A decade ago, Ratcliffe was chairman of the Carolinas PGA Section, the largest in the country with some 2,000 members. The section took on a franchise for league management software with high hopes of building a league culture in a region which has never quite matched that of the industrial North. But with booming population growth, there were dreams of leagues flooding the landscape.

“There was some growth, but it’s hard to say even for us at Ratcliffe Golf what percentage of revenues comes from leagues today,” Ratcliffe admits. “Across the board, though, I think in the Carolinas we haven’t realized the potential and promise I hoped we would at that time.”

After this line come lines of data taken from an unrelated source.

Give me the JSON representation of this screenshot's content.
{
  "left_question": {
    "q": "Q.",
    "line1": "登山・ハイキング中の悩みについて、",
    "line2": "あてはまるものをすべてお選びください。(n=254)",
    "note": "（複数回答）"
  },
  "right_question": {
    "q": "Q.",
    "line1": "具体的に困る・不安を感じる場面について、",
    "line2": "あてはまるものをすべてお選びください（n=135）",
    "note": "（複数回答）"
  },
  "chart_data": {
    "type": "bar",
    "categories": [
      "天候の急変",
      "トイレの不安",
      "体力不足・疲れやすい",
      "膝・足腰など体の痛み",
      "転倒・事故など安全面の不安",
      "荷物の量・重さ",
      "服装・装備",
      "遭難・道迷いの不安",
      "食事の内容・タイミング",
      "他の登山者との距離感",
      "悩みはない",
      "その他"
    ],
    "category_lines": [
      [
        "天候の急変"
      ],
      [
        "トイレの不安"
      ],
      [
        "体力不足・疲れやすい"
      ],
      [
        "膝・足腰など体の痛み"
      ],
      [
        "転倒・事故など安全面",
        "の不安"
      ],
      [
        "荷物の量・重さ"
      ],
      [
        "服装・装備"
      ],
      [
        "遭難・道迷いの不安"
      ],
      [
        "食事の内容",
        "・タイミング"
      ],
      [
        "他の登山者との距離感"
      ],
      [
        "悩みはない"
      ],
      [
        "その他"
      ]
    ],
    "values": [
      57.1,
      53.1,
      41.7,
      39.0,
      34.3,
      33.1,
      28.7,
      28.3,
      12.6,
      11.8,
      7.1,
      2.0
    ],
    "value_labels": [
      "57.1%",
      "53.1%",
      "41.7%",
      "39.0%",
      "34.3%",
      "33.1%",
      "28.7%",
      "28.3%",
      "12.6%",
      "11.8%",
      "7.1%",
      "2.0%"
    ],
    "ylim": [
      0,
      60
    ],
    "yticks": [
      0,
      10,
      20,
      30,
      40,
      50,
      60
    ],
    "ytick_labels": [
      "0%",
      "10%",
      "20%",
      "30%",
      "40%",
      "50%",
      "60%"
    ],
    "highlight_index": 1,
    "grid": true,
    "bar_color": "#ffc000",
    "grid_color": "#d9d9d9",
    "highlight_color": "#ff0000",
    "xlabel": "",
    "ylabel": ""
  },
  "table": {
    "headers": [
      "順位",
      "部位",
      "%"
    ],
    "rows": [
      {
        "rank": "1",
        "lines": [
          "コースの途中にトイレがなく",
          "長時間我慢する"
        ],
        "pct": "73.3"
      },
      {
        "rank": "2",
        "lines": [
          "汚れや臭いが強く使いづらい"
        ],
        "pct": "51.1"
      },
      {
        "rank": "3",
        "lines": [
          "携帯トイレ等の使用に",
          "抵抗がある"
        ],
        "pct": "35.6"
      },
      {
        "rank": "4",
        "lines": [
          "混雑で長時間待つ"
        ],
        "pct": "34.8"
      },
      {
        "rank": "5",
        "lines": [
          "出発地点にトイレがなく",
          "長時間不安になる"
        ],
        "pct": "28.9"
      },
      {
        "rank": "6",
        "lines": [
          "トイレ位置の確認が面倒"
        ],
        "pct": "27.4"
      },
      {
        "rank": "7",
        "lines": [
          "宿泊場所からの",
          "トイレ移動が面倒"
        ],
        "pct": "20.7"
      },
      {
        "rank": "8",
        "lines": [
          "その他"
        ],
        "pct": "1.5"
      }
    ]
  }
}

Geography may be to blame as much anything. Northern summers allow play up until 10 p.m., in some areas. At the same time of year further south, darkness falls soon after 8 p.m. “God bless daylight savings time,” Hoag laughs.

He probably should bless the fact he has 27 holes, too. Willowbrook’s McDavitt does. “I don’t know what we would do if we only had 18 holes,” he says. “Having that extra nine makes it so much easier to accommodate leagues. We host a lot of tournaments, so we can do that and still have nine holes for our leagues.”

At Valle Vista Golf Club in Greenwood, Indiana, head golf professional Brandon Bezy has only 18 holes to work with, so his leagues start later—with shotgun starts at 5:30 p.m.—to leave room for all other play. The club runs four leagues of between 24 players and 60 players in summer and another of 48 to 60 in the fall.

Bezy’s marketing tackles one of golf’s biggest challenges head on. “Basically, if you’re sick of complaining about not ever getting to play, sign up for a league,” he writes. “It’s the best way to ‘force’ yourself to play more golf.” That line has struck a chord with more than a few golfers in their mid-30s to late-40s with kids and a job. “They find that once they commit to a league they have the time,” he says.

Like Hoag, Bezy channels resources back into his leagues with a cookout for each league mid-season, followed by a “big night for everyone” at season’s end. There are closest-to-the-pin prizes and a skins competition each night, and the top 20 percent of finishers in each league win a cash prize.

“You’re not going to make it rich, but that’s not why you’re playing,” Bezy says. “Our league players just want a reason to come out, play some golf, have a few beers and some laughs.” Which is exactly what was going on at Willowbrook on a rainy night recently, albeit without the golf.

Trent Bouts is a South Carolina-based freelance writer and editor of Palmetto Golfer magazine.